1969年8月9日に当時の岐阜県恵那郡坂下町(現在は中津川市)の椛の湖湖畔で開かれた第1回全日本フォークジャンボリー(通称中津川フォークジャンボリー)も、そうした「関西フォーク」の動きというか流れの上に開かれたものだった。ジャンボリーを企画し、演出し、開催したのは中津川労音の事務局長をしていた笠木透さんたちで(笠木透さんはその後フォーク・シンガーとして膨大な数の歌を作り、精力的な活動をして、日本のフォーク・ソングの歴史に大きな功績を残した)、ジャンボリー以前には高石さんたちの例会を何度となく地元で手がけていた。
9日の午後から始まったフォークジャンボリーは、地元や関西だけでなく、日本各地から2~3000人の人たちが集まり、ジャンボリーの前半は歌いたい人は誰でもステージで歌ってもいいということだったので、とてもたくさんの人たちが歌い、いつになっても終わることがなかった。出演者として呼ばれた人たちのステージが始まったのは夜も遅くなってからだった。
ぼくも出演者の一人として第1回全日本フォークジャンボリーに参加したのだが、出番は確か午前2時か3時頃で、ぼくの前に出演した五つの赤い風船が「雨よいつまでも降っておくれ」と歌ったせいかどうかは知らないが、降り出した雨は弱まることなく、ぼくがステージに上った時も激しく降り続けていた。ぼくはフォークジャンボリーに買ったばかりのギルドD-40を大喜びで持っていったのだが(初めて買ったアメリカのギター!!)、この日の激しい雨でびしょびしょに濡れてしまい、それ以降まったく鳴らなくなってしまった。

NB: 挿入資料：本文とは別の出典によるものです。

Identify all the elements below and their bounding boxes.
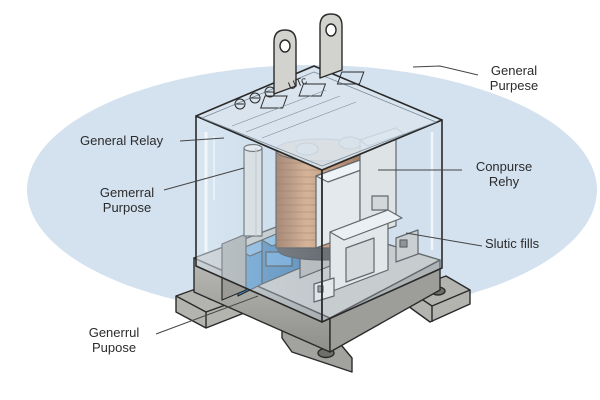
callout-left-middle: Gemerral Purpose bbox=[86, 185, 168, 215]
marking-rect-3 bbox=[336, 71, 365, 85]
callout-right-middle-line1: Conpurse bbox=[475, 159, 533, 174]
callout-right-lower: Slutic fills bbox=[485, 236, 539, 251]
marking-circle-2 bbox=[249, 92, 261, 104]
leader-bottom-left bbox=[155, 295, 259, 335]
callout-right-lower-line1: Slutic fills bbox=[485, 236, 540, 251]
callout-right-middle-line2: Rehy bbox=[488, 174, 520, 189]
callout-left-middle-line2: Purpose bbox=[102, 200, 152, 215]
callout-top-right-line1: General bbox=[490, 63, 538, 78]
leader-left-middle bbox=[163, 167, 245, 191]
callout-top-right: General Purpese bbox=[476, 63, 552, 93]
leader-lines bbox=[155, 65, 483, 335]
marking-rect-1 bbox=[260, 95, 288, 109]
callout-left-middle-line1: Gemerral bbox=[99, 185, 155, 200]
glass-cover bbox=[195, 65, 443, 323]
callout-bottom-left-line2: Pupose bbox=[91, 340, 137, 355]
leader-left-upper bbox=[179, 137, 225, 142]
callout-bottom-left-line1: Generrul bbox=[88, 325, 140, 340]
marking-circle-1 bbox=[234, 98, 246, 110]
callout-top-right-line2: Purpese bbox=[489, 78, 539, 93]
leader-top-right bbox=[412, 65, 479, 76]
callout-left-upper: General Relay bbox=[80, 133, 163, 148]
leader-right-lower bbox=[405, 232, 483, 247]
callout-left-upper-line1: General Relay bbox=[80, 133, 164, 148]
callout-bottom-left: Generrul Pupose bbox=[70, 325, 158, 355]
top-tab-terminals bbox=[273, 13, 343, 95]
callout-right-middle: Conpurse Rehy bbox=[462, 159, 546, 189]
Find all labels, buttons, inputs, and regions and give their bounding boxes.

高石ともや、岡林信康、高田渡、五つの赤い風船、遠藤賢司、ジャックス、岩井宏、上條恒彦、田楽座、そしてぼくなどが出演した第1回全日本フォークジャンボリーのステージが終わったのは翌9日の午前9時半頃だった。この第1回全日本フォークジャンボリーは1966年後半から始まった日本語のフォーク、いわゆる「関西フォーク」のひとつの頂点を示すものとして捉えられ、その後も70年、71年と規模を拡大して続けられていくが、ぼく個人の考え方としては、人間関係にしても活動のやり方にしても、そして歌われている歌にしても、その時「関西フォーク」はすでに頂点を超え、壁にぶち当たり、難しい段階に来ていたのではないかと思っている。ぼくにとって第1回全日本フォークジャンボリーは頂点というよりも、終わりの始まりとして強く記憶に残っている。